The experience of reading poetry and negating, not just the poet, but gender altogether, was something remarkably refreshing for me. I was left alone with the words and the words were amazing. Having had read Frank O’Hara and Marie Howe just prior to my exposure to Jess made the whole experience of unknowing that much more dynamic. Both O’Hara and Howe are poets motivated by sex (not exclusively), whereas Jess’s poetry seems to be driven by observation and admiration.

While his works are playful in tone and energy, there is a maturity about the content of Birds for Example which lingers just above the sex-line. The relationships are built in and do not warrant further exploring—it feels, to me, as though these characters have been living here for a very long time. You’d think, though, that such a characteristic in poetry might cause it to feel stagnate or stale. However, Jess manages the antiquity of his characters by placing them in a myriad of historical particulars such as in “no fly zone” where we are exposed to allusions to grandiose “port arrivals”—picture sailors in white caps rushing off a battle cruiser at a New York port in 1918—migrant workers, and has-been cowboy icons in dulled-down uniforms or playing Mexicans in made-for-TV-movies.

One might be wondering now, as I had wondered, if Jess was avoiding the matter of sex altogether. As Mr. Silliman has not-long-past brought to the proverbial table, there seems to be a lack of sexuality in academic poetry written by straight men. I can’t say either way what Jess’s sexual orientation is, and I wouldn’t go about trying to guess. It does seem, though, that there may be some suppression at work in his poetry.

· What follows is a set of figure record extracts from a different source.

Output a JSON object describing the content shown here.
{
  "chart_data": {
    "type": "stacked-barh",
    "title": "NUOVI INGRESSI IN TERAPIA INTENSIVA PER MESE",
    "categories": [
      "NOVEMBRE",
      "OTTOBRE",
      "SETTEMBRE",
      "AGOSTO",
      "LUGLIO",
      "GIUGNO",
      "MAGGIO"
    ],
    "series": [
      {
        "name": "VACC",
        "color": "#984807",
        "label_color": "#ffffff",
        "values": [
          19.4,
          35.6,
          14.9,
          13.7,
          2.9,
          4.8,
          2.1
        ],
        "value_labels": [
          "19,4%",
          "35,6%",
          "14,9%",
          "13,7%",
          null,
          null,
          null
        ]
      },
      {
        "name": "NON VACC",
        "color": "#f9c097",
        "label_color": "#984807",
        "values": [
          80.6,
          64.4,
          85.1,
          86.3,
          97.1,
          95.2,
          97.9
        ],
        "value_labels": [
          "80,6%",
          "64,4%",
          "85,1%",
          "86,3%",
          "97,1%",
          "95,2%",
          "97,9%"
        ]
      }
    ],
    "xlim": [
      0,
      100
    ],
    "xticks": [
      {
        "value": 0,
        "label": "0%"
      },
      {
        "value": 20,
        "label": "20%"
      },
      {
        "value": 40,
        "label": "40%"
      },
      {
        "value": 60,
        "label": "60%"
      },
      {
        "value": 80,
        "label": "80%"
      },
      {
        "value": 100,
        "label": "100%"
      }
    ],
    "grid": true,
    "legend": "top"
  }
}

The opening poem, “in West Virginia, in 1938”, is a fine example of everything Jess isn’t saying:

“O cherry tomato
kiss me full on the small of my back
____And all the quivers
of summers renew”

Whereas I may have written similar lines as similes, Jess has created an extended metaphor in which a tomato replaces a potential lover to the projected voice of the narrator/poet.

Fortunately, having had the rare opportunity to read the collection without any awareness as to who was speaking to me, such moments as the one above presented themselves to me not as suppressed love making but as genuine moments of care that supersede the need for male and female parts to be present at the moment of impact. I don’t think, within the reality of the collection, that Jess was trying to hide anything. Instead, I have come to understand and appreciate Birds for Example as a collection of moments in poetry worth aspiration.

2 comments:

arch.memory said...

Katy, this is a beautifully written review.
However, even though I haven't read the chapbook, two things come to mind:
One, does sex have to figure out in every poetry collection?
Two, that little passage you quote smacks to me of sex! It probably couldn't get any more sexual without getting vulgar.
What say you?

katy said...

such moments as the one above presented themselves to me not as suppressed love making but as genuine moments of care that supersede the need for male and female parts to be present at the moment of impact.

and, like i told jess, sex in poetry is my current bentch marker in that it is how i evaluate, relate and interpret poetry at the moment. sexy or not.